Sur le trottoir de la rue Ferrère, face aux entrepôts que se partagent Arc en rêve et le CAPC-Musée d’art contemporain de Bordeaux, le visiteur est accueilli par une épaisse muraille végétale de cannes de Provence en pots. L’installation préfigure le projet Beyond Entropy Angola présenté dans l’exposition « constellation.s ». Celui-ci envisage de nouveaux modèles d’urbanisme en Afrique, à l’aide du simple végétal. Réalisée par Paula Nascimento et Stefano Rabolli Pansera, cette recherche a été appliquée dans les bidonvilles de Luanda, en Angola. Implantée en masse dans les interstices de bidonvilles ou dans les égouts à ciel ouvert, la canne de Provence – Arundo donax – possède les propriétés de purifier l’eau et d’absorber fortement le CO2, et peut être utilisée comme biomasse. L’espace commun devient ainsi une ressource partagée, susceptible de résoudre des problèmes sanitaires et de créer de nouvelles économies informelles… et de fait, controversées. À Luanda, les lobbys chinois des réseaux d’assainissement auront eu raison de cette solution bon marché et écologique.
Beyond Entropy Angola est l’une des 42 contributions installées sous les 15 mètres de la grande nef de l’entrepôt Lainé. Prenant des formes différentes (photos, maquettes, vidéos, écrits, installations), elles ont en commun d’être en prise directe avec les mutations locales et globales à l’ère de la révolution numérique, de l’urgence écologique et des grandes migrations. Investissant également la grande galerie, la mezzanine et le parvis, « constellation.s » fait partie des grands événements organisés tous les cinq ans par Arc en rêve ; elle s’accompagne d’un riche programme de conférences et de rencontres. Celui-ci s’achèvera le 23 septembre par une table ronde réunissant, parmi d’autres, le philosophe Peter Sloterdijk et l’anthropologue Bruno Latour.
Des écrits donnent également de l’épaisseur à l’exposition et ils fournissent des clefs de lecture en précisant le sens de mots essentiels pour comprendre les nouvelles manières d’habiter le monde, car « habiter, ce n’est pas seulement résider quelque part ; c’est aussi se mouvoir et se connecter », est-il précisé dans le lexique rédigé par le géographe Michel Lussault.
Sans s’enfermer dans des certitudes, l’événement examine les problèmes à caractère d’urgence dans la société d’aujourd’hui.
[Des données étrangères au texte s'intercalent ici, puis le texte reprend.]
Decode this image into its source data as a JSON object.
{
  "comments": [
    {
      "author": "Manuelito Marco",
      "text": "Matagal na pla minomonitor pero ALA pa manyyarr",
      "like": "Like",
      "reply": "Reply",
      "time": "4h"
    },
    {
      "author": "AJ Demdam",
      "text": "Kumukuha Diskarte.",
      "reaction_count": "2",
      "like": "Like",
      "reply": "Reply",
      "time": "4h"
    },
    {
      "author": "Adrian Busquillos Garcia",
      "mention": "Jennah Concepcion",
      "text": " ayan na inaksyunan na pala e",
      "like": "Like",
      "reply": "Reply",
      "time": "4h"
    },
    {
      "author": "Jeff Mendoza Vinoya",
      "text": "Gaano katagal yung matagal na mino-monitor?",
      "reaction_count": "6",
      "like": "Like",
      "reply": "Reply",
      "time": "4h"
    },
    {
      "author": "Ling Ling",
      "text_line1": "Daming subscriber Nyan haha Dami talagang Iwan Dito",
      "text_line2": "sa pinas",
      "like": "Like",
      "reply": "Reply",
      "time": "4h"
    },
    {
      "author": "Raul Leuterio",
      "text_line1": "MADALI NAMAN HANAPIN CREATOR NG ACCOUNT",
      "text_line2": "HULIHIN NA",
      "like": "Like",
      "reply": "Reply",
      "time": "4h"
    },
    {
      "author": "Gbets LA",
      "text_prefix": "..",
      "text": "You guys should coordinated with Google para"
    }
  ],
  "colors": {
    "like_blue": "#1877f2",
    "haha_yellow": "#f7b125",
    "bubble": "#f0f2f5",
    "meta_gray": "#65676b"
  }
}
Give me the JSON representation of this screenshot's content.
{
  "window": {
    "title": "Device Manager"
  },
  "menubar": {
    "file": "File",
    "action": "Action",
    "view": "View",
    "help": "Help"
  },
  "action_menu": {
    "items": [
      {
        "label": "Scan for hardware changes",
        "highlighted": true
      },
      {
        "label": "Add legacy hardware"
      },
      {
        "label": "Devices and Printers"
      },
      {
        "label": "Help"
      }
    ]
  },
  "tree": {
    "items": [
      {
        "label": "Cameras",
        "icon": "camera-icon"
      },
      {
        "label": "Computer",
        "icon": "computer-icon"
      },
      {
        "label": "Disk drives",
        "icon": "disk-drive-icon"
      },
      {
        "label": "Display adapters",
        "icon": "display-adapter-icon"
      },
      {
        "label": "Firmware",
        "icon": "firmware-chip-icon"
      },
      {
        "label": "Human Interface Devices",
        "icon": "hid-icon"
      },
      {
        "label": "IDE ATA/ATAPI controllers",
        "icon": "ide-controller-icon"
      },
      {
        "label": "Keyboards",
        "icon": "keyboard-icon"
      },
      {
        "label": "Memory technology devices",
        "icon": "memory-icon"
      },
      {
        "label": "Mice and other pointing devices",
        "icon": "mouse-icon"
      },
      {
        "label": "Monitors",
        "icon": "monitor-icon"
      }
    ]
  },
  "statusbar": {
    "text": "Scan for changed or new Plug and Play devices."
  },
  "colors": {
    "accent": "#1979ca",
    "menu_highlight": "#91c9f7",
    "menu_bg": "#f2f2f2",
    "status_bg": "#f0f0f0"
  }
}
Ainsi des questions écologiques et économiques, largement explorées par des collectifs d’architectes : les Belges du groupe Rotor ont mis en place, pour les architectes, une banque de données de matériaux récupérables sur des bâtiments voués à la démolition et qu’il est possible de réutiliser pour de nouvelles constructions. Repéré il y a six ans à la Biennale d’architecture de Venise, Rotor a réussi, à l’aide des réseaux Internet, à rendre économiquement viable son travail sur les matériaux.
Esprit de prospective
Dans le même esprit, le duo hongkongais Rufwork exerce dans le cadre de la transformation de zones rurales en Chine et construit des bâtiments avec des matériaux recyclés, à l’instar de la très belle école de Tongjiang réalisée à partir de briques récupérées de maisons anciennes. Ils présentent dans l’exposition de remarquables maquettes ainsi que des photographies de plusieurs réalisations imprimées sur une immense toile plastique de 3 m de hauteur sur 6 m de long qui est le principe scénographique. Ces bâches sont portées par une fine structure tendue de tubes et de câbles et sont suspendues à 1,50 m de hauteur, laissant filer l’espace de la nef et permettant une déambulation libre dans cette dernière.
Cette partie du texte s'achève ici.